Last Updated: 2025-08-21

Author(s): Anzengruber F., Navarini A., Kolios A. G.

ICD11: EK02.0

Toxic contact dermatitis (chronic), toxic contact dermatitis (acute), irritant contact dermatitis, cumulative toxic hand eczema, toxic dermatitis

Inflammation of the skin triggered by a primarily skin-damaging agent. Characteristically, the skin lesions remain strictly confined to the site of exposure.

Very common. Up to 10% of the working population has eczema. Toxic-irritant eczema is more common than contact-allergic eczema.

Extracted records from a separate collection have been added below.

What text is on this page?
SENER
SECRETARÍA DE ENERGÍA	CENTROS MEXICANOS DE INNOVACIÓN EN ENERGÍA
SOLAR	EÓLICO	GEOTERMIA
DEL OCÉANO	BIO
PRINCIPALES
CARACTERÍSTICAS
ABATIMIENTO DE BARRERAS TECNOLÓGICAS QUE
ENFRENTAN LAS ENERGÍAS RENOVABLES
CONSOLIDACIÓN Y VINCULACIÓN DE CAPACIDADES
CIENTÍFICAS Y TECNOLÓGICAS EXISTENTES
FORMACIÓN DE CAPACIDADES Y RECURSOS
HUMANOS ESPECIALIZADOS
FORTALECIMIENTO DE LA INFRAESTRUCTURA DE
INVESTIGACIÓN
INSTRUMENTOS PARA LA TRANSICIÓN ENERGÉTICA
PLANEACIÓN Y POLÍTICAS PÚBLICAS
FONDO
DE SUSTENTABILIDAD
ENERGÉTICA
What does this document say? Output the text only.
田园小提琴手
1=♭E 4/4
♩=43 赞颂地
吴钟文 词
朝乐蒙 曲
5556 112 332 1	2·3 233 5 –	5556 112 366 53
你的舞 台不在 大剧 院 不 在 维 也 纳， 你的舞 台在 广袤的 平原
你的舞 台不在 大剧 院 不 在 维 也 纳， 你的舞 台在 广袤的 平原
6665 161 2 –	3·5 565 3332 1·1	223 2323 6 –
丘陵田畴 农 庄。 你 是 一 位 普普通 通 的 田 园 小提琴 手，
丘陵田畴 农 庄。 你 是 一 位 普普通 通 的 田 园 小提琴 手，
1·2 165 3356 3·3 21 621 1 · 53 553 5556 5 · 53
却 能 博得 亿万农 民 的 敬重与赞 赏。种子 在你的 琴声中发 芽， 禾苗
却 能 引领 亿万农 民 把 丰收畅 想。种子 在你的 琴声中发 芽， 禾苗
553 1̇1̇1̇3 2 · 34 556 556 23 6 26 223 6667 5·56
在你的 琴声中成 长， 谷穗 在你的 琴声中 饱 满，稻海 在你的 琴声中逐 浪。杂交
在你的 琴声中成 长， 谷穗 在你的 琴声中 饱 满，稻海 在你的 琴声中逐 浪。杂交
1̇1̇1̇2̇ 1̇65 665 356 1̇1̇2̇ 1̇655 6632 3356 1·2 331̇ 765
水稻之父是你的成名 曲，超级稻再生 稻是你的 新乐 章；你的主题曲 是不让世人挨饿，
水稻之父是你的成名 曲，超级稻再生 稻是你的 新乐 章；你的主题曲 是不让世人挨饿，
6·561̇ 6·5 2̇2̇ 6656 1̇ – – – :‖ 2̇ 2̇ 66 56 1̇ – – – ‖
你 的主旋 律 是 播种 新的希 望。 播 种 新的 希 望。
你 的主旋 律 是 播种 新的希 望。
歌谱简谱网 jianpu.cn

  • Acute irritant-toxic contact dermatitis
  • Chronic cumulative-toxic contact dermatitis

Frequent triggers include:

  • Water (moisture), also a common cofactor
  • Alkaline or acidic solutions
  • Organic solvents (xylene, benzene, petrol)
  • Fat solvents (acetone, carbon tetrachloride)
  • Detergents
  • Toxic plant or animal components
  • Phototoxic substances
  • UV rays
  • X-rays
  • Thermal stimuli

  • Sharply demarcated erythema, limited to site of exposure
  • Scaly, pruritic plaques and papules
  • Rare satellite lesions
  • Possible secondary changes: excoriations, erosions, impetiginisation
     

  • Thorough anamnesis (e.g. improvement during holidays suggests occupational link)
  • Clinical appearance
  • Patch testing if allergic contact dermatitis is suspected
  • Fungal and bacterial smears if indicated
  • Work-up for atopic diathesis if appropriate (e.g. IgE, sx1, fx5)
     

Almost always affects the hands. Feet sometimes involved, other body sites rarely.

Chronicity is a major risk. Longstanding hand eczema can become treatment-resistant and may lead to permanent work incapacity.

Good work protection (e.g. gloves) is crucial and should be enforced by insurers and employers. See also: 2haende.ch

Depends on chronicity. Consider evaluation as occupational disease.